Single by Elodie

from the album Mi ami mi odi
- Released: 31 May 2024
- Genre: Dance pop
- Length: 3:04
- Label: Island
- Songwriters: Elodie Di Patrizi; Jacopo Ettorre; Federica Abbate; Eugenio Maimone; Federico Mercuri; Giordano Cremona; Leonardo Grillotti;
- Producer: ITACA

Elodie singles chronology
| "Soli a Milano" (2024) | "Black Nirvana" (2024) | "Io vorrei 2024" (2024) |

Music video
- "Black Nirvana" on YouTube

= Black Nirvana =

"Black Nirvana" is a song co-written and recorded by Italian singer Elodie. It was released by Island Records on 31 May 2024 as the lead single from the singer's fifth studio album, Mi ami mi odi.
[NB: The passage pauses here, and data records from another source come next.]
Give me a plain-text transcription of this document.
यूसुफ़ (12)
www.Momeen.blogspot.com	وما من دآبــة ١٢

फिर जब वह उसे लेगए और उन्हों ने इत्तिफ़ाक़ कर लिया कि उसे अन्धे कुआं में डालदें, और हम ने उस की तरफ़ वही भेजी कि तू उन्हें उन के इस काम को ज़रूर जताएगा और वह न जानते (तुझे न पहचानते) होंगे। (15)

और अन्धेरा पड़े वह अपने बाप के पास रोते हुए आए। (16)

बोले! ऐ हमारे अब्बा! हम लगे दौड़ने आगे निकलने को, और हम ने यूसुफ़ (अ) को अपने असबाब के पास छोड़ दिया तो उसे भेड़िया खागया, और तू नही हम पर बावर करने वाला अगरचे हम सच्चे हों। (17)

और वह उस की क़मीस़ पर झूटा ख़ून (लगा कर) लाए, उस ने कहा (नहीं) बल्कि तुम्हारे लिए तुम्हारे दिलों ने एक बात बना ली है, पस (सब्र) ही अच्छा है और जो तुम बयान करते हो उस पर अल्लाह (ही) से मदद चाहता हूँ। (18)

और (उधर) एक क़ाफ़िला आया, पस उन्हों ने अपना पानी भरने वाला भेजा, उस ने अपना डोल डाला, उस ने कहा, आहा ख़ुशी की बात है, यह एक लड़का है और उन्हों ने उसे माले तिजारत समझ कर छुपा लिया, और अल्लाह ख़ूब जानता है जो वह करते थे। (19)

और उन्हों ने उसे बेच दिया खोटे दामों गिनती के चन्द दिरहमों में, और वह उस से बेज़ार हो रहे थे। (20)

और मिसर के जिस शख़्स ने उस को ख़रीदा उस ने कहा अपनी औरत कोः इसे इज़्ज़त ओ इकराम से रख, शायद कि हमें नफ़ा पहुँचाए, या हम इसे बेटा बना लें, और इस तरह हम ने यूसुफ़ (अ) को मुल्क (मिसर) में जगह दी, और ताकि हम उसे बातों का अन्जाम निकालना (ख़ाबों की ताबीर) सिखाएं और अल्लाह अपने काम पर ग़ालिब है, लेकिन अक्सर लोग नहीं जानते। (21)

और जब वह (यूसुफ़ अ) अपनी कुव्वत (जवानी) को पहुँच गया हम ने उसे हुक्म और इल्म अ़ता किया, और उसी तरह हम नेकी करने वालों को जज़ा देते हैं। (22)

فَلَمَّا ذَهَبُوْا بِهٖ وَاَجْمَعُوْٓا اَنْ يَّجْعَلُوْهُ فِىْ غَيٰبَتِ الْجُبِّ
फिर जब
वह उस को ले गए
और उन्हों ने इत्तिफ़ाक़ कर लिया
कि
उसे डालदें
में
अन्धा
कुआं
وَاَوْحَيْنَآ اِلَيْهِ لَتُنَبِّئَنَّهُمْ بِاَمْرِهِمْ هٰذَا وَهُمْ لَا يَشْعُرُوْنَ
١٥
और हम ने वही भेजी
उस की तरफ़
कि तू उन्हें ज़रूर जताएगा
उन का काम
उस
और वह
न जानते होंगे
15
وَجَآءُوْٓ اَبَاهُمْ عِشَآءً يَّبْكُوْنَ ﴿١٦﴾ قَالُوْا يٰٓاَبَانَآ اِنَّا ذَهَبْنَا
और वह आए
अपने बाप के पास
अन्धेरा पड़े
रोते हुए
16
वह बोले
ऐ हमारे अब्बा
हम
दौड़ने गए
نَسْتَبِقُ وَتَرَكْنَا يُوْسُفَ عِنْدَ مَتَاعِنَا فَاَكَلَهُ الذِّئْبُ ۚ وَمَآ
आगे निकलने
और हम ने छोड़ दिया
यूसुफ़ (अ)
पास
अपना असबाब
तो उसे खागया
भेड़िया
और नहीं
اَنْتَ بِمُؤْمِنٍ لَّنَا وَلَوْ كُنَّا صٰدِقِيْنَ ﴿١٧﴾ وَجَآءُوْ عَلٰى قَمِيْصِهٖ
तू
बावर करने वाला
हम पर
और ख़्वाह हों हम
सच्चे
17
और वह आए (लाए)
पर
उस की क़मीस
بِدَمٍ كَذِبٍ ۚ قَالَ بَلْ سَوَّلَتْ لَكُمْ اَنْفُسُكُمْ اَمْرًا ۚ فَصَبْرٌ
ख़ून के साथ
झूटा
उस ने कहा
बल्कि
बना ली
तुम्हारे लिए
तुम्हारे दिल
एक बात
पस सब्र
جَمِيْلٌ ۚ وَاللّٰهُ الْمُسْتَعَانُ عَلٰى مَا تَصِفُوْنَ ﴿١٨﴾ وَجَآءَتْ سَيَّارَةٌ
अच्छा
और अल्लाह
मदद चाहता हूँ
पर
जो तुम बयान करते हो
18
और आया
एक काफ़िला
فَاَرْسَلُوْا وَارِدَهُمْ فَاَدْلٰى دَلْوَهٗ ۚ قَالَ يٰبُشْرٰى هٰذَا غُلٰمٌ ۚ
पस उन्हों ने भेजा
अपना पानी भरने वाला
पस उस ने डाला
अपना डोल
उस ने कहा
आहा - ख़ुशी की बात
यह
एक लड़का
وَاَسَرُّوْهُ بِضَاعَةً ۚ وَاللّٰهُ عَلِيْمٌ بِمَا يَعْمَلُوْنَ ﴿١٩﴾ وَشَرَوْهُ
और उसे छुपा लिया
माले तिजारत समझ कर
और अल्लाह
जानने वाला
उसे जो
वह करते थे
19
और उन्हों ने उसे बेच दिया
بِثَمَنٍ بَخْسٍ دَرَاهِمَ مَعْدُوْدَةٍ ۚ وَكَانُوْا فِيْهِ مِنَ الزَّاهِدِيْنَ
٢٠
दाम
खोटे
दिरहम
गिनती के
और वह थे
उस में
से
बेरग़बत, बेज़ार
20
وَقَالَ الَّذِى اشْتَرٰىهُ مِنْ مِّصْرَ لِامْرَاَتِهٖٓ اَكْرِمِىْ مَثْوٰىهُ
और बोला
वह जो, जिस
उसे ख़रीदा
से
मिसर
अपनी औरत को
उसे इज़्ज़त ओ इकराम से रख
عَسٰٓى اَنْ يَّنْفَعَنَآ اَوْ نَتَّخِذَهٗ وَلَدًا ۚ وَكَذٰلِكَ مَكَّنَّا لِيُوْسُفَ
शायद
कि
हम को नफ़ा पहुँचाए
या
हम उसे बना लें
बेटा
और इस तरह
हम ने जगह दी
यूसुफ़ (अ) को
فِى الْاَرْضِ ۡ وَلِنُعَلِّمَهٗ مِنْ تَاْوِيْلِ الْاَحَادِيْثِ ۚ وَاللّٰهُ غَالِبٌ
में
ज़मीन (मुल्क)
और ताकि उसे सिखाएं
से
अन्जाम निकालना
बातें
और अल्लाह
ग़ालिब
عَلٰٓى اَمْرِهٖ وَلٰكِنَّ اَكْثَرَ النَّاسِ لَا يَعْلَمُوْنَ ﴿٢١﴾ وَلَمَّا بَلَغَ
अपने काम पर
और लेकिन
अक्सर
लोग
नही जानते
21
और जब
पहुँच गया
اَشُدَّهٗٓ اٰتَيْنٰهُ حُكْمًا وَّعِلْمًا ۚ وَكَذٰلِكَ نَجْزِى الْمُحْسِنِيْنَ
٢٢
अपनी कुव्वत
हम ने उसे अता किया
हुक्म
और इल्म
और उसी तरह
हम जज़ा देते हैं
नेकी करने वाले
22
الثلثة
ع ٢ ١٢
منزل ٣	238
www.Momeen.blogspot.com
It was written by Elodie, Federica Abbate and Jacopo Ettorre and composed by Leonardo Grillotti, Federico Mercuri, Giordano Cremona and Eugenio Maimone, and produced by the collective ITACA. The song peaked at number seven on the Italian singles chart.

==Music video==
The music video for the song, directed by Attilio Cusani, was released on YouTube on the same day.

==Charts==
===Weekly charts===

Weekly chart performance for "Black Nirvana"
| Chart (2024) | Peak position |
|---|---|
| Italy (FIMI) | 7 |
| Italy Airplay (EarOne) | 2 |

===Year-end charts===

2024 year-end chart performance for "Black Nirvana"
| Chart (2024) | Position |
|---|---|
| Italy (FIMI) | 45 |

==Certifications==

Certifications for "Black Nirvana"
| Region | Certification | Certified units/sales |
| Italy (FIMI) | Platinum | 100,000^{‡} |
^{‡} Sales+streaming figures based on certification alone.